Trying to better understand resource utilization in Kubernetes cluster for Ray Serve deployments. Assume relatively lightweight CPU only deployments (e.g., {num_cpus: 1} per deployment).
How does the cluster config yaml specs for worker cpu resource limits interact with my @serve.deployment deployments? For example, if my cluster config says workers resource limits are CPU=4 does that mean that I can have 4 deployments per worker? At the 5th deployment(/deployment replica) does Ray spin up a new worker (assuming less than max workers)? Does each deployment “reserve” its “num_cpus” from the worker pool and hold on to them forever? How would this affect CPU utilization numbers from a kubernetes admin viewpoint?
I am asking because we are seeing high cpu consumption and I was wondering if perhaps I did not have optimal/best practice Cluster Config settings for my use case.
How would this affect CPU utilization numbers from a kubernetes admin viewpoint?
One deployment occupies one “logical” CPU, as tracked by the Ray scheduler.
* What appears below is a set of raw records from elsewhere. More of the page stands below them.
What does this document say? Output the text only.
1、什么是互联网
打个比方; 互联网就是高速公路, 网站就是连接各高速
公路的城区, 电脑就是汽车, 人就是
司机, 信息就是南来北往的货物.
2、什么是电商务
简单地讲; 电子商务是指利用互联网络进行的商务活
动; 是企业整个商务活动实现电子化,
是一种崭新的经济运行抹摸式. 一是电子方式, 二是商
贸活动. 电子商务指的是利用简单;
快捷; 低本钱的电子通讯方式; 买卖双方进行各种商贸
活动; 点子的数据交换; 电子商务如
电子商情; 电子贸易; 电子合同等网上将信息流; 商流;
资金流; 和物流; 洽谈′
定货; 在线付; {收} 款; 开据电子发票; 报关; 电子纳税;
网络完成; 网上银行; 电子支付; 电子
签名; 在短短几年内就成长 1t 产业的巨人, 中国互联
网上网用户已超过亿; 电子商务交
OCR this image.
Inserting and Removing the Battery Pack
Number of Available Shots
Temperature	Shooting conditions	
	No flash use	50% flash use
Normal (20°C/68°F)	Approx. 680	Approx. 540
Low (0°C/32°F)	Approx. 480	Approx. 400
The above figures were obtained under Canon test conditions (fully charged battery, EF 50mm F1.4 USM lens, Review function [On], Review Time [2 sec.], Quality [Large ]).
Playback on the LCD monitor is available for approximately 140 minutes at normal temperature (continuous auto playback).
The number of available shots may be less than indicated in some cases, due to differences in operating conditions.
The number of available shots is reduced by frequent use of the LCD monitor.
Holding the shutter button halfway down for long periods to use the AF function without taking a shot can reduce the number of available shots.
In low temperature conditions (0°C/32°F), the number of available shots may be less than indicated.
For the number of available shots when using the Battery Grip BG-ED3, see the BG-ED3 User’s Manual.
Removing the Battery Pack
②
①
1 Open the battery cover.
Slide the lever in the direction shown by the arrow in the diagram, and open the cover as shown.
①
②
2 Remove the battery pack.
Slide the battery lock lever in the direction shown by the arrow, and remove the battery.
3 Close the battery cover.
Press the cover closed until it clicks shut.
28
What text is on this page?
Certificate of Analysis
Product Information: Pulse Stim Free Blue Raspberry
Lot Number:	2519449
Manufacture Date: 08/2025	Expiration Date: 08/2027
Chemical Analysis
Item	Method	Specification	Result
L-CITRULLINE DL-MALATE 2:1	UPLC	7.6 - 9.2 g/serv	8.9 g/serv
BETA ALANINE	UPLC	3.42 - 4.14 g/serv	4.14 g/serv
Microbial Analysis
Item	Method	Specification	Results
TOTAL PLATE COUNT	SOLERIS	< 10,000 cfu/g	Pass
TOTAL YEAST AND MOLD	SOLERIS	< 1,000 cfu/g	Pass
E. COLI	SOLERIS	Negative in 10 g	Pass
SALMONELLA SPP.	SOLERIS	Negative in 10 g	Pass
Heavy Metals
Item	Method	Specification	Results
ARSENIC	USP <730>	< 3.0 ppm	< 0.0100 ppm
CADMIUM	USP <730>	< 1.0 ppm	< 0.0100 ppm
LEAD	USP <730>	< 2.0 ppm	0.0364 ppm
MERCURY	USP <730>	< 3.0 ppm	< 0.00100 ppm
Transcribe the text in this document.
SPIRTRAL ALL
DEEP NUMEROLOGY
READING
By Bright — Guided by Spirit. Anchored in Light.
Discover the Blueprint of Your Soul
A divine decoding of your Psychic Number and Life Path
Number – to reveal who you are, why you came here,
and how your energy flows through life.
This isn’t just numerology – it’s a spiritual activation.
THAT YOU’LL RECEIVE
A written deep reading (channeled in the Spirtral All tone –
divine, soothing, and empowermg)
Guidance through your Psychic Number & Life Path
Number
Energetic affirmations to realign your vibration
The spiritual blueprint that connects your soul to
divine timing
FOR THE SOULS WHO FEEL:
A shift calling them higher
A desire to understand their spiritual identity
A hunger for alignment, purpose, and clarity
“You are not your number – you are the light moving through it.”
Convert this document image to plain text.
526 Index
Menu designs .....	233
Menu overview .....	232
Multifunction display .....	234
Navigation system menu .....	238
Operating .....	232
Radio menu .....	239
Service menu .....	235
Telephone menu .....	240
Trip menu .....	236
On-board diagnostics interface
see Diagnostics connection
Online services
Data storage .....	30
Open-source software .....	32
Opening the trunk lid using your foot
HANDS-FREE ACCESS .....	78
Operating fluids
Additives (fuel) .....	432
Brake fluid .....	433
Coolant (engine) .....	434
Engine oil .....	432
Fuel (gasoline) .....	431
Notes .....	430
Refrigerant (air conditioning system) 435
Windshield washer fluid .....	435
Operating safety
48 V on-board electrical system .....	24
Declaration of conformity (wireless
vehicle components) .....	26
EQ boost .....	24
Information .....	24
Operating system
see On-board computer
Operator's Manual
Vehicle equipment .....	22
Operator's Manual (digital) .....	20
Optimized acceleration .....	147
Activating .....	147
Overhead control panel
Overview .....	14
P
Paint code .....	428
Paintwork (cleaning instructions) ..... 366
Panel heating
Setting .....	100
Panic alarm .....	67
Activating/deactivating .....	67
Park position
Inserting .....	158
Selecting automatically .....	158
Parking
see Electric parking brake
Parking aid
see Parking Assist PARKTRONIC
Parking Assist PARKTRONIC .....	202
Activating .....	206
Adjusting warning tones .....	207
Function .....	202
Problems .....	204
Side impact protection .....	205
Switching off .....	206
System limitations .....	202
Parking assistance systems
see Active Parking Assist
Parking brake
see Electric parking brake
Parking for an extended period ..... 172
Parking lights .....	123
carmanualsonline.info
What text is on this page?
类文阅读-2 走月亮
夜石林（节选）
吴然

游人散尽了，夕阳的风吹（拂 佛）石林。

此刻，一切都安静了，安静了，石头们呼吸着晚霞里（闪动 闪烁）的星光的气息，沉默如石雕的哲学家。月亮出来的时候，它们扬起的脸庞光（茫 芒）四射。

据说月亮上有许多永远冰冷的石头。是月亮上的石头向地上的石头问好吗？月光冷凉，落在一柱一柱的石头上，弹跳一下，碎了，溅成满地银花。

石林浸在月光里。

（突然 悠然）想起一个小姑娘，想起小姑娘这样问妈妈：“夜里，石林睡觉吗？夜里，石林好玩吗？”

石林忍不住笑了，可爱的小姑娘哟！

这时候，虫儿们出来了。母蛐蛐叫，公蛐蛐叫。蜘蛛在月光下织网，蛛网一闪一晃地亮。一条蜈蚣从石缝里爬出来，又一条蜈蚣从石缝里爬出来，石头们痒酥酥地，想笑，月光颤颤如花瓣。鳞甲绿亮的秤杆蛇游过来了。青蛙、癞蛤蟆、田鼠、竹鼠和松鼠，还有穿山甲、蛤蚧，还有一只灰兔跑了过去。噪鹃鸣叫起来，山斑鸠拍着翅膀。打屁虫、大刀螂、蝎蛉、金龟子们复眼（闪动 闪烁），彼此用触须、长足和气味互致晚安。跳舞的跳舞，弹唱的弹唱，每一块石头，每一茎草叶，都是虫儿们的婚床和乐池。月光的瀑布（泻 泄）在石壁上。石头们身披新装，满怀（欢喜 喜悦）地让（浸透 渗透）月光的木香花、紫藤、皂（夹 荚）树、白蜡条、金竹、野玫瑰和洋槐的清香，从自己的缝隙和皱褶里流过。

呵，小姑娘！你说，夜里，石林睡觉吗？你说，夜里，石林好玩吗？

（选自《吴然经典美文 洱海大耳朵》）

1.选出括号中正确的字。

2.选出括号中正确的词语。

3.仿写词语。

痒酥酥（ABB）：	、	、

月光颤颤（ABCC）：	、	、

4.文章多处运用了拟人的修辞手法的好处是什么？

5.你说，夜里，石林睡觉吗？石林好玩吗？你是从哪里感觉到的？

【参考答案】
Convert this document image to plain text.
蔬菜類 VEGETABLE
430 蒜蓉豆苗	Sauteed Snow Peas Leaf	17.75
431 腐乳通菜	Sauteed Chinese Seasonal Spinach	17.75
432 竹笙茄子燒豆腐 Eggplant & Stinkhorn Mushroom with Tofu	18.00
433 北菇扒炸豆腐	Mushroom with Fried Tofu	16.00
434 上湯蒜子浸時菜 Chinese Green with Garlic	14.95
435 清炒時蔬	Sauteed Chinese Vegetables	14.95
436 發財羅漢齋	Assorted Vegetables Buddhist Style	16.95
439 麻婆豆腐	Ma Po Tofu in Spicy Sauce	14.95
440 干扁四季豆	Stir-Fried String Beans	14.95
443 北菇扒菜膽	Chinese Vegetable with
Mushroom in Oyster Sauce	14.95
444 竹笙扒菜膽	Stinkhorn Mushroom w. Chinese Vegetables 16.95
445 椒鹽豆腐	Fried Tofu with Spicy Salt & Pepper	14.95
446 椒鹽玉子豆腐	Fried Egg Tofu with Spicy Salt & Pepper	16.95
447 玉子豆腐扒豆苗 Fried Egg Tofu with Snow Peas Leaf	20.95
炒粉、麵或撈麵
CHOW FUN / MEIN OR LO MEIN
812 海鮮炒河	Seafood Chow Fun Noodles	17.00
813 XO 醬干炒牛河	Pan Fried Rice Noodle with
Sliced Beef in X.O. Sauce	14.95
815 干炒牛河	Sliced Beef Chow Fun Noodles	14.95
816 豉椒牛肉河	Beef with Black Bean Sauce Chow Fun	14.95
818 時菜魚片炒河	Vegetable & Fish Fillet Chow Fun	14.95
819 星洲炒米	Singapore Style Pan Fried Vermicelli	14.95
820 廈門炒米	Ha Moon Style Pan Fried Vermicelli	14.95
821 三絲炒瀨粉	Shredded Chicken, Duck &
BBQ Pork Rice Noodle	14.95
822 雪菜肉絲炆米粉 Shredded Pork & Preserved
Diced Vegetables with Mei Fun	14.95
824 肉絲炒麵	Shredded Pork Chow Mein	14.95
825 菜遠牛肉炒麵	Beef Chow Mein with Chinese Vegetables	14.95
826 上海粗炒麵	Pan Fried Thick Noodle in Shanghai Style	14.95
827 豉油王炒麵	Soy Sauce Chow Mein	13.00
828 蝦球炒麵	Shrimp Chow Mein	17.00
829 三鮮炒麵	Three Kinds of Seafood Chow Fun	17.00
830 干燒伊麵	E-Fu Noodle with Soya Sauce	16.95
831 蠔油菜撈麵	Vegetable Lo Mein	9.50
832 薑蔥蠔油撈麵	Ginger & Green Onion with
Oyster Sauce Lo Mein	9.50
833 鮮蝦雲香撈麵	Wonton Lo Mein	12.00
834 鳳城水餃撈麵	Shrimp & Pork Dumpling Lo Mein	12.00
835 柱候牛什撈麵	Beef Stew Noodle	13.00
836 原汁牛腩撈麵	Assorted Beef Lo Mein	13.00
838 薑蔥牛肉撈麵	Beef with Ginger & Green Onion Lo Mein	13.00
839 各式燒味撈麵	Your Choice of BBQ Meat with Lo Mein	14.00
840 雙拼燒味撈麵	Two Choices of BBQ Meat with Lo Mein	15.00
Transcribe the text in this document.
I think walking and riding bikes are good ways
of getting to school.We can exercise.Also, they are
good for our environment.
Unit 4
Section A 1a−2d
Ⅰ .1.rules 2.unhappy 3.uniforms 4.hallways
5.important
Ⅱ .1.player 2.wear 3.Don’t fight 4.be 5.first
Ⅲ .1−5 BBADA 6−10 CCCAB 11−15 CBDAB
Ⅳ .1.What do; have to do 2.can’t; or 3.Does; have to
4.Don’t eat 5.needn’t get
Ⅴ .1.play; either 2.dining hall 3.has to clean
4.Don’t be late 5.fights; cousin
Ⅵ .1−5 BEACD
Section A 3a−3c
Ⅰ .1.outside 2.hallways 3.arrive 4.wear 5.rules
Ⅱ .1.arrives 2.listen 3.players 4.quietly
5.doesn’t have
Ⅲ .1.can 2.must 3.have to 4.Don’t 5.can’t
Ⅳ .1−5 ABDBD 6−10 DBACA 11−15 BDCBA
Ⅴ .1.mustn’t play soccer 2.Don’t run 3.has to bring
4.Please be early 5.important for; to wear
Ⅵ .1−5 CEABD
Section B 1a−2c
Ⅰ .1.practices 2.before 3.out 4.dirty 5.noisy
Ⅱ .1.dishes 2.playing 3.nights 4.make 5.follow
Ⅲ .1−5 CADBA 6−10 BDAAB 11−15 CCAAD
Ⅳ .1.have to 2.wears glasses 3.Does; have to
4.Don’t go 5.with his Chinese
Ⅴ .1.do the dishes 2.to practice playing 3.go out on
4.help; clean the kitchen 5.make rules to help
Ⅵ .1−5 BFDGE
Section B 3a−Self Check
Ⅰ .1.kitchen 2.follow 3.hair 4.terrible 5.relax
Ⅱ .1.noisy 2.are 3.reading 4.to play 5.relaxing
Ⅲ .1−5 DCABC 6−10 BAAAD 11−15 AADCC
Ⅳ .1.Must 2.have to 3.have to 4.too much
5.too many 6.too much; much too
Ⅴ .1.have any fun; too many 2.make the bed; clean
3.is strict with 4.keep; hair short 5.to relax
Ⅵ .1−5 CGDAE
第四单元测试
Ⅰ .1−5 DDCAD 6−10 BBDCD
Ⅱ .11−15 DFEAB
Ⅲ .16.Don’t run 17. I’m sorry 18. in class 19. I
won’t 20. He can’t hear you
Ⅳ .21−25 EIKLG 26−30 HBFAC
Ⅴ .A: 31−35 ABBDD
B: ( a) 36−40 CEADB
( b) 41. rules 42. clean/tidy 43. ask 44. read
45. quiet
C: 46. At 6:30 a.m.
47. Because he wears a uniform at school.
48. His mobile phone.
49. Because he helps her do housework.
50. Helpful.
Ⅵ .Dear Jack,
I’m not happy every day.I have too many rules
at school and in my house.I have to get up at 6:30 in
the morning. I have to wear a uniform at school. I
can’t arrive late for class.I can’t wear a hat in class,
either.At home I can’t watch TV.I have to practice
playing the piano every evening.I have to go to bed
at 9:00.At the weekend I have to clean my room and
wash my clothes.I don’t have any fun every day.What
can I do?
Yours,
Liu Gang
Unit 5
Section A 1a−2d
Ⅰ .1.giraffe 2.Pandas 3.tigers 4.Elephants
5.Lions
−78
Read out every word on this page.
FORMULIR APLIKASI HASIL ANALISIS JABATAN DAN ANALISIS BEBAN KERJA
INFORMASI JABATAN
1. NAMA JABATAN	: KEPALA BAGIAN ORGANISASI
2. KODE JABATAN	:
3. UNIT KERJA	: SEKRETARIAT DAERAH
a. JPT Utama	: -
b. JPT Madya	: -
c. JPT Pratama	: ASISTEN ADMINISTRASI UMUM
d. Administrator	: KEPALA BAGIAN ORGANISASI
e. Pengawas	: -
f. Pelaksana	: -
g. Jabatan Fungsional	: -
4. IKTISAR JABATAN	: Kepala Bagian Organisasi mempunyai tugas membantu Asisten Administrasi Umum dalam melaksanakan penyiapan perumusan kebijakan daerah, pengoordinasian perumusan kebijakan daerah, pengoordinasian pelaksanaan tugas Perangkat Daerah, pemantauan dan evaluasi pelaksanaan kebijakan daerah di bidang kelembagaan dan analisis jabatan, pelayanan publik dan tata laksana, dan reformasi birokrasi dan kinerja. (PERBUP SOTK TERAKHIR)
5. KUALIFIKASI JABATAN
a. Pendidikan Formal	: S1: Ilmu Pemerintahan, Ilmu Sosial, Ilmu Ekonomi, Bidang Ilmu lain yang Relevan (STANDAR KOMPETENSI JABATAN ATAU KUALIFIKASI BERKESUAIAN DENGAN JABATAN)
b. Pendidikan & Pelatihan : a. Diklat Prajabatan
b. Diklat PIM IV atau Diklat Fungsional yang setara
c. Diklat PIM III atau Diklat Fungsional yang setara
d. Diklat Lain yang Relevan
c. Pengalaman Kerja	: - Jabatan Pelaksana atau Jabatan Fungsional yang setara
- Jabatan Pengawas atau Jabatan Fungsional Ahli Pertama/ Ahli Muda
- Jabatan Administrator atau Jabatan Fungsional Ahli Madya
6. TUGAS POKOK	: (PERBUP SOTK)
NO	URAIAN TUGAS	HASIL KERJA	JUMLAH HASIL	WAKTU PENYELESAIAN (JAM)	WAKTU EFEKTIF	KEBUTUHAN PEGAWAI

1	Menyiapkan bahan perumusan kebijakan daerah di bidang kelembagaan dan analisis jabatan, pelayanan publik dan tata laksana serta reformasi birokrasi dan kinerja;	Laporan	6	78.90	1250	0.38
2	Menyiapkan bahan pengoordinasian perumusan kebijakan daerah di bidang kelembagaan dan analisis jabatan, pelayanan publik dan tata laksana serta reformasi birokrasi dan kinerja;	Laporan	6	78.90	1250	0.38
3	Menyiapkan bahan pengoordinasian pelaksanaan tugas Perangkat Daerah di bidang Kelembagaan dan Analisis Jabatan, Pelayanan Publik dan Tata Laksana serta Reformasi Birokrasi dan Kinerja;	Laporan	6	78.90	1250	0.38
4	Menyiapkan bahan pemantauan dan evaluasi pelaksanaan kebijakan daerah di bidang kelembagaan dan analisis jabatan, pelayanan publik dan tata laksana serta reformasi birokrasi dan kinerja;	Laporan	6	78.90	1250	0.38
The actual CPU usage depends on what the deployment is actually doing.
Allocating 1 logical CPU to a Ray task/actor that actually uses significantly more than 1 core in terms of actual usage would cause problems. If you have 4 such over-active tasks/actors in a 4CPU K8s pod, K8s’s CPU throttling mechanisms would kick in.
Thanks @Dmitri all that information helps a lot. So you are saying we should be picky about getting that “num_cpus” on the ray side approximately correct to the work being done so that additional K8S workers/pods can be spun as/if needed?
Thanks again